SANS: Daily Global Seismic Ambient Noise Source Maps

With the prospect of amplitude and full-waveform based methods applied to ambient noise tomography and monitoring, the importance of modelling underlying noise sources has only increased. Heterogeneous noise source distributions can influence full waveform or travel time measurements leading to possible misinterpretations, e.g., in terms of time-varying Earth structure. Especially secondary microseismic sources (0.1 to 0.2 Hz) have strong spatio-temporal variations on multiple time scales. We present a framework where Seismic Ambient Noise Source (SANS) maps are computed daily on a regional to global scale and made available to the public.

This is possible due to recent methodological developments including pre-computed wavefields and spatially variable grids (Igel et al., 2021) and a combination of two methods to locate noise sources: Matched Field Processing (MFP) and nonlinear finite-frequency inversion. Despite differences in the two methods, Bowden et al. (2021) show that these can be derived from one another. Using the computationally inexpensive MFP algorithm, we produce an initial model, which accelerates convergence of a non-linear finite-frequency inversion. In collaboration with the Swiss National Supercomputing Centre, the SANS framework runs two daily inversions for stations surrounding the North Atlantic and a global distribution of stations. Subsequently, they are made available on the website (sans.ethz.ch) where users can view and download the inversion results and possibly implement them in their own research.

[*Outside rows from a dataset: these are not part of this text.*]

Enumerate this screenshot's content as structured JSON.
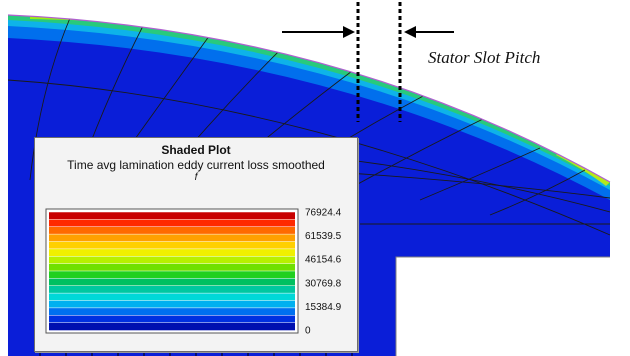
{
  "annotation": {
    "label": "Stator Slot Pitch"
  },
  "legend": {
    "title": "Shaded Plot",
    "subtitle": "Time avg lamination eddy current loss smoothed",
    "unit": "f"
  },
  "chart_data": {
    "type": "heatmap",
    "title": "Shaded Plot",
    "subtitle": "Time avg lamination eddy current loss smoothed",
    "unit": "f",
    "scale_min": 0,
    "scale_max": 76924.4,
    "tick_labels": [
      "76924.4",
      "61539.5",
      "46154.6",
      "30769.8",
      "15384.9",
      "0"
    ],
    "tick_values": [
      76924.4,
      61539.5,
      46154.6,
      30769.8,
      15384.9,
      0
    ],
    "colors": [
      "#c80000",
      "#ff2a00",
      "#ff6a00",
      "#ffa000",
      "#ffd000",
      "#f0f000",
      "#b8f000",
      "#70e000",
      "#20d020",
      "#00c060",
      "#00c8a0",
      "#00d8d8",
      "#00b0f0",
      "#0070f0",
      "#0030e0",
      "#0010b0"
    ]
  }
}
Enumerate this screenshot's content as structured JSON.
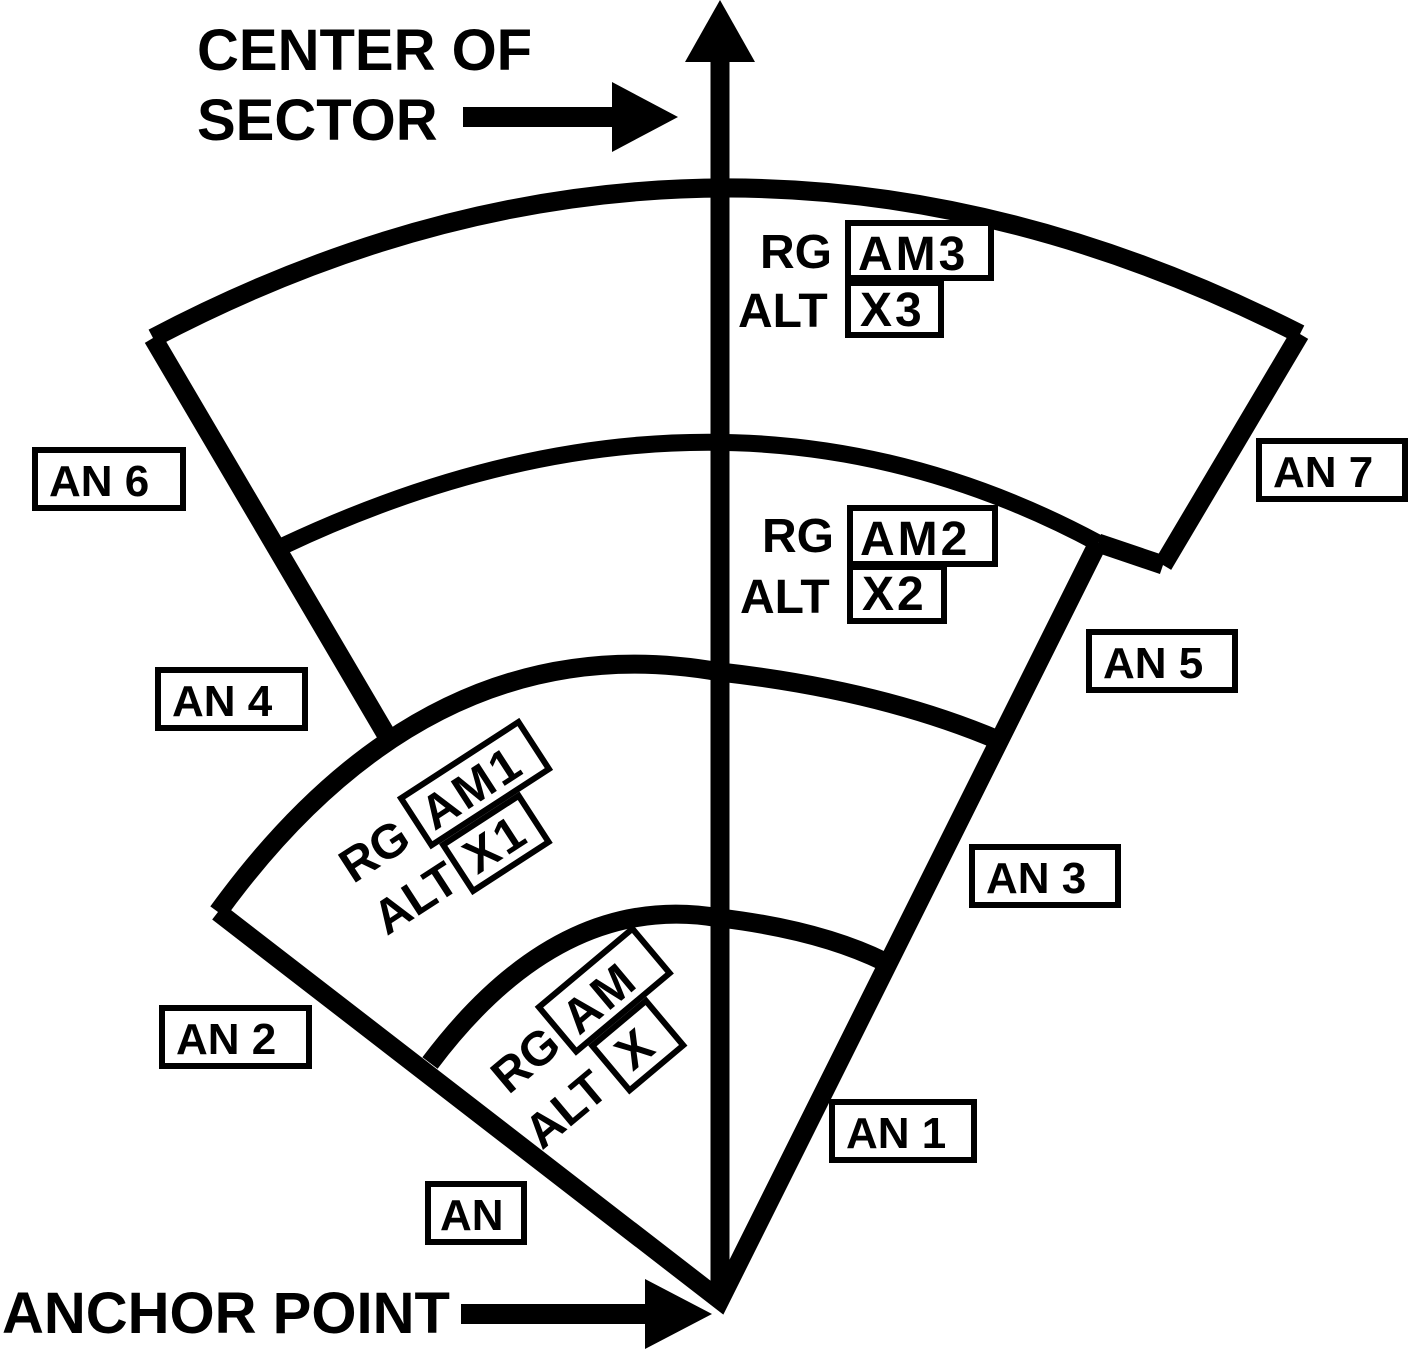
{
  "labels": {
    "center_of_sector_line1": "CENTER OF",
    "center_of_sector_line2": "SECTOR",
    "anchor_point": "ANCHOR POINT"
  },
  "zones": [
    {
      "rg_label": "RG",
      "rg_value": "AM",
      "alt_label": "ALT",
      "alt_value": "X"
    },
    {
      "rg_label": "RG",
      "rg_value": "AM1",
      "alt_label": "ALT",
      "alt_value": "X1"
    },
    {
      "rg_label": "RG",
      "rg_value": "AM2",
      "alt_label": "ALT",
      "alt_value": "X2"
    },
    {
      "rg_label": "RG",
      "rg_value": "AM3",
      "alt_label": "ALT",
      "alt_value": "X3"
    }
  ],
  "an_labels": [
    "AN",
    "AN 1",
    "AN 2",
    "AN 3",
    "AN 4",
    "AN 5",
    "AN 6",
    "AN 7"
  ]
}
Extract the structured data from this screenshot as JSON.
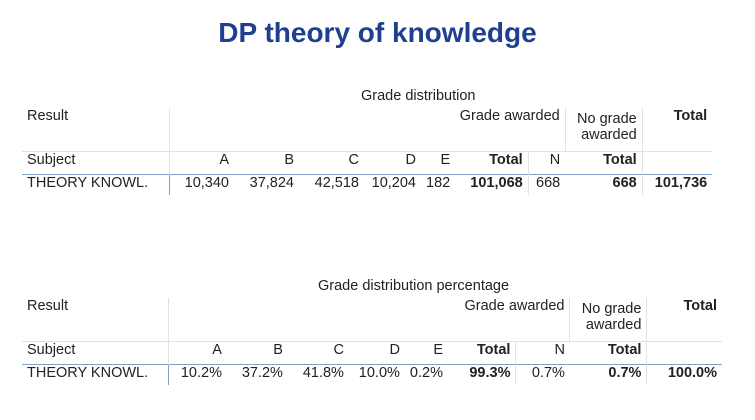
{
  "page": {
    "title": "DP theory of knowledge"
  },
  "tables": [
    {
      "caption": "Grade distribution",
      "result_label": "Result",
      "subject_label": "Subject",
      "group_awarded": "Grade awarded",
      "group_no_grade": "No grade awarded",
      "group_total": "Total",
      "columns": [
        "A",
        "B",
        "C",
        "D",
        "E",
        "Total",
        "N",
        "Total"
      ],
      "row": {
        "subject": "THEORY KNOWL.",
        "values": [
          "10,340",
          "37,824",
          "42,518",
          "10,204",
          "182",
          "101,068",
          "668",
          "668",
          "101,736"
        ]
      }
    },
    {
      "caption": "Grade distribution percentage",
      "result_label": "Result",
      "subject_label": "Subject",
      "group_awarded": "Grade awarded",
      "group_no_grade": "No grade awarded",
      "group_total": "Total",
      "columns": [
        "A",
        "B",
        "C",
        "D",
        "E",
        "Total",
        "N",
        "Total"
      ],
      "row": {
        "subject": "THEORY KNOWL.",
        "values": [
          "10.2%",
          "37.2%",
          "41.8%",
          "10.0%",
          "0.2%",
          "99.3%",
          "0.7%",
          "0.7%",
          "100.0%"
        ]
      }
    }
  ]
}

Analysis of a full year of SANS inversions shows the seasonal spatio-temporal variations of the secondary microseismic sources. Modelling cross-correlations for various different noise source distributions demonstrates the significant effect changing noise sources have on the cross-correlation waveforms which should not be neglected. We strongly encourage the implementation of noise source distribution knowledge into ambient noise tomography and monitoring methods to avoid unwanted artefacts and misinterpretations.